Koy pensou por um momento e assentiu. Isso deveria estar bem. Eles não estavam mais namorando e dividir responsabilidades era algo perfeitamente normal entre amigos. Aliás, ele é que estaria passando dos limites se fosse alugar um carro só para buscá-lo. A relação deles não era mais a mesma de antes, então ele precisava ser cuidadoso. Com essa certeza, Koy se recompôs e abriu a boca.
— Então fica combinado. Às 6 horas, no mesmo lugar de ontem.
— Ótimo.
Ashley concordou prontamente e então acrescentou:
— A roupa pode ser algo como um traje leve. Uma camisa com gravata já basta. E não esquece de usar sapatos.
— Ahn… tudo bem.
Koy lançou um olhar rápido para o próprio tênis gasto antes de concordar. Assim que desligou, correu para preparar a roupa que usaria. As únicas peças decentes que tinha eram justamente as que Ashley havia comprado para ele anos atrás. Mas ele já sabia disso, então não ficaria envergonhado. Além disso, tinha pelo menos uma gravata barata e uma calça social.

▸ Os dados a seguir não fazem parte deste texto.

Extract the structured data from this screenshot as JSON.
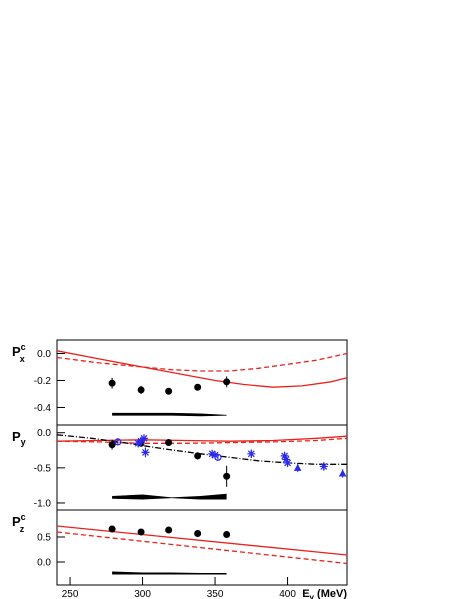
{
  "chart_data": [
    {
      "type": "line",
      "ylabel": {
        "main": "P",
        "sub": "x",
        "sup": "c"
      },
      "xlim": [
        241,
        441
      ],
      "ylim": [
        -0.53,
        0.1
      ],
      "yticks": [
        {
          "value": 0.0,
          "label": "0.0"
        },
        -0.2,
        -0.4
      ],
      "series": [
        {
          "kind": "line",
          "style": "solid",
          "color": "#e8221c",
          "x": [
            241,
            270,
            300,
            330,
            350,
            370,
            390,
            410,
            430,
            441
          ],
          "values": [
            0.02,
            -0.04,
            -0.1,
            -0.16,
            -0.2,
            -0.23,
            -0.25,
            -0.24,
            -0.21,
            -0.18
          ]
        },
        {
          "kind": "line",
          "style": "dashed",
          "color": "#e8221c",
          "x": [
            241,
            270,
            300,
            320,
            340,
            360,
            380,
            400,
            420,
            441
          ],
          "values": [
            -0.03,
            -0.07,
            -0.1,
            -0.12,
            -0.13,
            -0.13,
            -0.11,
            -0.08,
            -0.05,
            0.0
          ]
        },
        {
          "kind": "points",
          "marker": "circle",
          "color": "#000000",
          "x": [
            279,
            299,
            318,
            338,
            358
          ],
          "values": [
            -0.22,
            -0.27,
            -0.28,
            -0.25,
            -0.21
          ],
          "errors": [
            0.04,
            0.03,
            0.02,
            0.02,
            0.04
          ]
        },
        {
          "kind": "band",
          "color": "#000000",
          "x": [
            279,
            300,
            320,
            340,
            358
          ],
          "lower": [
            -0.46,
            -0.46,
            -0.46,
            -0.465,
            -0.46
          ],
          "upper": [
            -0.44,
            -0.44,
            -0.44,
            -0.445,
            -0.455
          ]
        }
      ]
    },
    {
      "type": "line",
      "ylabel": {
        "main": "P",
        "sub": "y",
        "sup": null
      },
      "xlim": [
        241,
        441
      ],
      "ylim": [
        -1.1,
        0.11
      ],
      "yticks": [
        {
          "value": 0.0,
          "label": "0.0"
        },
        -0.5,
        {
          "value": -1.0,
          "label": "-1.0"
        }
      ],
      "series": [
        {
          "kind": "line",
          "style": "solid",
          "color": "#e8221c",
          "x": [
            241,
            270,
            300,
            330,
            360,
            390,
            420,
            441
          ],
          "values": [
            -0.12,
            -0.11,
            -0.1,
            -0.11,
            -0.12,
            -0.11,
            -0.08,
            -0.05
          ]
        },
        {
          "kind": "line",
          "style": "dashed",
          "color": "#e8221c",
          "x": [
            241,
            270,
            300,
            330,
            360,
            390,
            420,
            441
          ],
          "values": [
            -0.12,
            -0.13,
            -0.15,
            -0.15,
            -0.14,
            -0.13,
            -0.11,
            -0.08
          ]
        },
        {
          "kind": "line",
          "style": "dashdot",
          "color": "#000000",
          "x": [
            241,
            265,
            290,
            315,
            340,
            360,
            380,
            400,
            420,
            441
          ],
          "values": [
            -0.03,
            -0.08,
            -0.15,
            -0.23,
            -0.3,
            -0.35,
            -0.4,
            -0.43,
            -0.45,
            -0.45
          ]
        },
        {
          "kind": "points",
          "marker": "circle",
          "color": "#000000",
          "x": [
            279,
            299,
            318,
            338,
            358
          ],
          "values": [
            -0.17,
            -0.15,
            -0.14,
            -0.33,
            -0.62
          ],
          "errors": [
            0.07,
            0.05,
            0.04,
            0.05,
            0.15
          ]
        },
        {
          "kind": "points",
          "marker": "star",
          "color": "#2a2ae8",
          "x": [
            297,
            299,
            301,
            302,
            348,
            350,
            375,
            398,
            399,
            400,
            425
          ],
          "values": [
            -0.15,
            -0.12,
            -0.08,
            -0.28,
            -0.3,
            -0.32,
            -0.3,
            -0.33,
            -0.38,
            -0.43,
            -0.48
          ],
          "errors": [
            0.06,
            0.06,
            0.06,
            0.07,
            0.05,
            0.05,
            0.06,
            0.06,
            0.06,
            0.06,
            0.06
          ]
        },
        {
          "kind": "points",
          "marker": "triangle",
          "color": "#2a2ae8",
          "x": [
            407,
            438
          ],
          "values": [
            -0.5,
            -0.58
          ],
          "errors": [
            0.06,
            0.06
          ]
        },
        {
          "kind": "points",
          "marker": "open",
          "color": "#2a2ae8",
          "x": [
            283,
            352
          ],
          "values": [
            -0.13,
            -0.35
          ],
          "errors": [
            0.05,
            0.05
          ]
        },
        {
          "kind": "band",
          "color": "#000000",
          "x": [
            279,
            300,
            320,
            340,
            358
          ],
          "lower": [
            -0.94,
            -0.95,
            -0.93,
            -0.95,
            -0.95
          ],
          "upper": [
            -0.9,
            -0.88,
            -0.92,
            -0.9,
            -0.87
          ]
        }
      ]
    },
    {
      "type": "line",
      "ylabel": {
        "main": "P",
        "sub": "z",
        "sup": "c"
      },
      "xlim": [
        241,
        441
      ],
      "ylim": [
        -0.46,
        1.04
      ],
      "yticks": [
        0.5,
        {
          "value": 0.0,
          "label": "0.0"
        }
      ],
      "xticks": [
        250,
        300,
        350,
        400
      ],
      "xlabel": {
        "main": "E",
        "sub": "γ",
        "rest": " (MeV)"
      },
      "series": [
        {
          "kind": "line",
          "style": "solid",
          "color": "#e8221c",
          "x": [
            241,
            441
          ],
          "values": [
            0.72,
            0.14
          ]
        },
        {
          "kind": "line",
          "style": "dashed",
          "color": "#e8221c",
          "x": [
            241,
            441
          ],
          "values": [
            0.6,
            -0.03
          ]
        },
        {
          "kind": "points",
          "marker": "circle",
          "color": "#000000",
          "x": [
            279,
            299,
            318,
            338,
            358
          ],
          "values": [
            0.66,
            0.6,
            0.64,
            0.57,
            0.55
          ],
          "errors": [
            0.03,
            0.03,
            0.03,
            0.03,
            0.03
          ]
        },
        {
          "kind": "band",
          "color": "#000000",
          "x": [
            279,
            300,
            320,
            340,
            358
          ],
          "lower": [
            -0.25,
            -0.25,
            -0.25,
            -0.25,
            -0.25
          ],
          "upper": [
            -0.19,
            -0.21,
            -0.21,
            -0.22,
            -0.22
          ]
        }
      ]
    }
  ]
}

Pegou também o par de sapatos guardados no fundo do armário. Ele só os tinha usado umas duas vezes; ainda estavam novos, embora cobertos de poeira. Apanhou a escova e começou a lustrá-los às pressas. Depois tomou um banho, vestiu-se e quando terminou, já estava bem perto da hora combinada.
***
O carro de Ashley chegou pontualmente na hora marcada. Koy, que já esperava do lado de fora, viu o Bentayga parar e imediatamente entrou, trancando a porta por conta própria.
— Vamos embora rápido, aqui é perigoso.
Koy, que por hábito sempre dava uma olhada ao redor, fez o mesmo dessa vez, e Ashley soltou uma risadinha antes de dar partida no carro. Só quando o carro saiu do bairro e entrou na avenida principal é que Koy finalmente relaxou o corpo.
‘Preciso combinar de nos encontrarmos em outro lugar da próxima vez.’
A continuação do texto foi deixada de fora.